Un bon gros chat grincheux batifolait sur l’herbe,
Près des monts, près des bois, chez lui, dans son jardin,
Soudain, il aperçoit un aigle à l’œil superbe
Qui fond du haut des airs sur un pauvre lapin.
Le chat tout indigné va vers le carnivore,
Arrive près le lui, encore stupéfait
Et l’apostrophe ainsi, comme il mangeait encore :
« Quel terrible délit ! Quel horrible forfait !
Je ne vous croyais pas jusqu’à ce point perfide !
Qu’avait fait l’animal pour mériter la mort ?
Rien de mal, je le sais, pauvre lapin timide !
Cruel, confessez-le, vous avez eu grand tort. »

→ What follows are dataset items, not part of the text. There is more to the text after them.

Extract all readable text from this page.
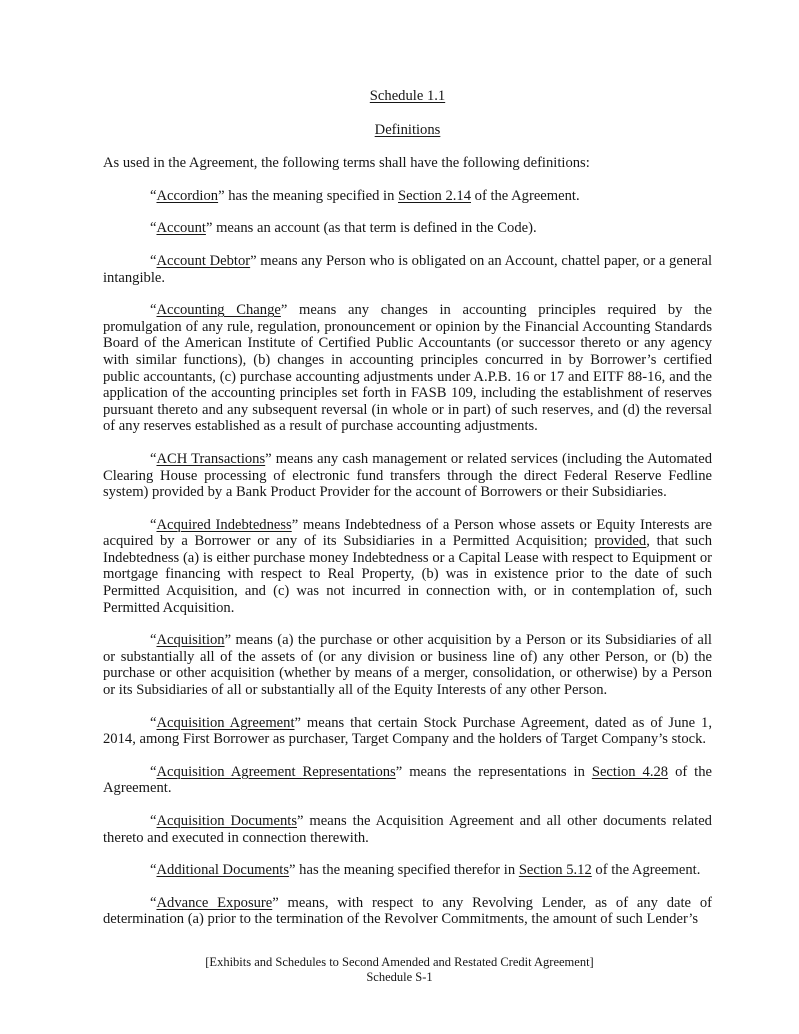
Schedule 1.1
Definitions

As used in the Agreement, the following terms shall have the following definitions:

“Accordion” has the meaning specified in Section 2.14 of the Agreement.

“Account” means an account (as that term is defined in the Code).

“Account Debtor” means any Person who is obligated on an Account, chattel paper, or a general intangible.

“Accounting Change” means any changes in accounting principles required by the promulgation of any rule, regulation, pronouncement or opinion by the Financial Accounting Standards Board of the American Institute of Certified Public Accountants (or successor thereto or any agency with similar functions), (b) changes in accounting principles concurred in by Borrower’s certified public accountants, (c) purchase accounting adjustments under A.P.B. 16 or 17 and EITF 88-16, and the application of the accounting principles set forth in FASB 109, including the establishment of reserves pursuant thereto and any subsequent reversal (in whole or in part) of such reserves, and (d) the reversal of any reserves established as a result of purchase accounting adjustments.

“ACH Transactions” means any cash management or related services (including the Automated Clearing House processing of electronic fund transfers through the direct Federal Reserve Fedline system) provided by a Bank Product Provider for the account of Borrowers or their Subsidiaries.

“Acquired Indebtedness” means Indebtedness of a Person whose assets or Equity Interests are acquired by a Borrower or any of its Subsidiaries in a Permitted Acquisition; provided, that such Indebtedness (a) is either purchase money Indebtedness or a Capital Lease with respect to Equipment or mortgage financing with respect to Real Property, (b) was in existence prior to the date of such Permitted Acquisition, and (c) was not incurred in connection with, or in contemplation of, such Permitted Acquisition.

“Acquisition” means (a) the purchase or other acquisition by a Person or its Subsidiaries of all or substantially all of the assets of (or any division or business line of) any other Person, or (b) the purchase or other acquisition (whether by means of a merger, consolidation, or otherwise) by a Person or its Subsidiaries of all or substantially all of the Equity Interests of any other Person.

“Acquisition Agreement” means that certain Stock Purchase Agreement, dated as of June 1, 2014, among First Borrower as purchaser, Target Company and the holders of Target Company’s stock.

“Acquisition Agreement Representations” means the representations in Section 4.28 of the Agreement.

“Acquisition Documents” means the Acquisition Agreement and all other documents related thereto and executed in connection therewith.

“Additional Documents” has the meaning specified therefor in Section 5.12 of the Agreement.

“Advance Exposure” means, with respect to any Revolving Lender, as of any date of determination (a) prior to the termination of the Revolver Commitments, the amount of such Lender’s

[Exhibits and Schedules to Second Amended and Restated Credit Agreement]
Schedule S-1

L’aigle entendant alors qu’un gros chat le sermonne
Se retourne et lui dit : « Tu fais un fin docteur ;
Tu nous sers tes conseils ici, comme personne
Et tu parles vraiment comme un prédicateur !

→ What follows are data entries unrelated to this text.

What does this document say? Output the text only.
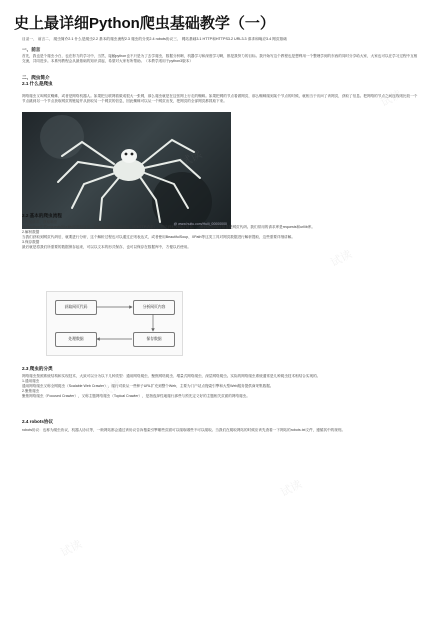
史上最详细Python爬虫基础教学（一）
目录一、 前言二、 爬虫简介2.1 什么是爬虫2.2 基本的爬虫流程2.3 爬虫的分类2.4 robots协议三、 网站基础3.1 HTTP和HTTPS3.2 URL3.3 请求和响应3.4 网页基础
一、前言
首先，我也是个爬虫小白，也在努力的学习中，当然，接触python也不只是为了去学爬虫，数据分析啊，机器学习和深度学习啊，都是我努力的目标。我开始写这个教程也是想利用一个整理学到的东西的同时分享给大家，大家也可以在学习过程中互相交流，共同进步。本系列教程会从最基础的知识讲起，希望对大家有所帮助。（本教学适用于python3版本）
二、爬虫简介
2.1 什么是爬虫
@ www.huitu.com/Huili_00000000
网络爬虫又叫网页蜘蛛，或者是网络机器人。如果把互联网看做成很大一张网，那么爬虫就是在这张网上行走的蜘蛛。如果把网的节点看做网页，那么蜘蛛爬到某个节点的时候，就相当于访问了该网页，获取了信息。把网络的节点之间连线则比较一个节点跳到另一个节点获取网页的链接并从获取另一个网页的信息，因此蜘蛛可以从一个网页出发，把网页的全部网页都抓取下来。
2.2 基本的爬虫流程
1.发起请求、获取响应
使用python中的requests和urllib库发起请求，获取服务器返回的响应（即HTTP请求），然后获取到响应信息，一般获取的响应信息是网页代码。我们常用的请求库是requests和urllib库。
2.解析数据
当我们获取到网页代码后，就要进行分析，这个解析过程也可以通过正则表达式，或者使用BeautifulSoup、XPath等这类工具对网页数据进行解析提取，这些需要详细讲解。
3.保存数据
最后就是将我们所需要的数据保存起来，可以以文本的形式保存，也可以保存在数据库中，方便以后使用。
获取网页代码	分析网页内容
处理数据	保存数据
2.3 爬虫的分类
网络爬虫按照系统结构和实现技术，大致可以分为以下几种类型：通用网络爬虫、聚焦网络爬虫、增量式网络爬虫、深层网络爬虫。实际的网络爬虫系统通常是几种爬虫技术相结合实现的。
1.通用爬虫
通用网络爬虫又称全网爬虫（Scalable Web Crawler），爬行对象从一些种子URL扩充到整个Web，主要为门户站点搜索引擎和大型Web服务提供商采集数据。
2.聚焦爬虫
聚焦网络爬虫（Focused Crawler），又称主题网络爬虫（Topical Crawler），是指选择性地爬行那些与预先定义好的主题相关页面的网络爬虫。
2.4 robots协议
robots协议：也称为爬虫协议，机器人协议等，一般网站都会通过该协议告诉搜索引擎哪些页面可以爬取哪些不可以爬取。当我们在爬取网站的时候应该先查看一下网站的robots.txt文件，遵循其中的规则。
试读
试读
试读
试读
试读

Mais, je t’ai vu, tantôt, dans un coin de la plaine
Sans scrupule croquer un malheureux pinson,
Pourquoi venir ici, pantelant, hors d’haleine,
Me critiquer ainsi, me faire la leçon ?
Va, va, tous tes discours me laissent insensible,
Oui, c’est vrai, je le dis, j’ai tué ce lapin,
Mais au moins je m’abstiens d’aller d’un air terrible
Faire la morale au prochain. »
Inspiré de Gabriel-T Sabatier, que je soupçonne de ne pas l'avoir inventée lui-même.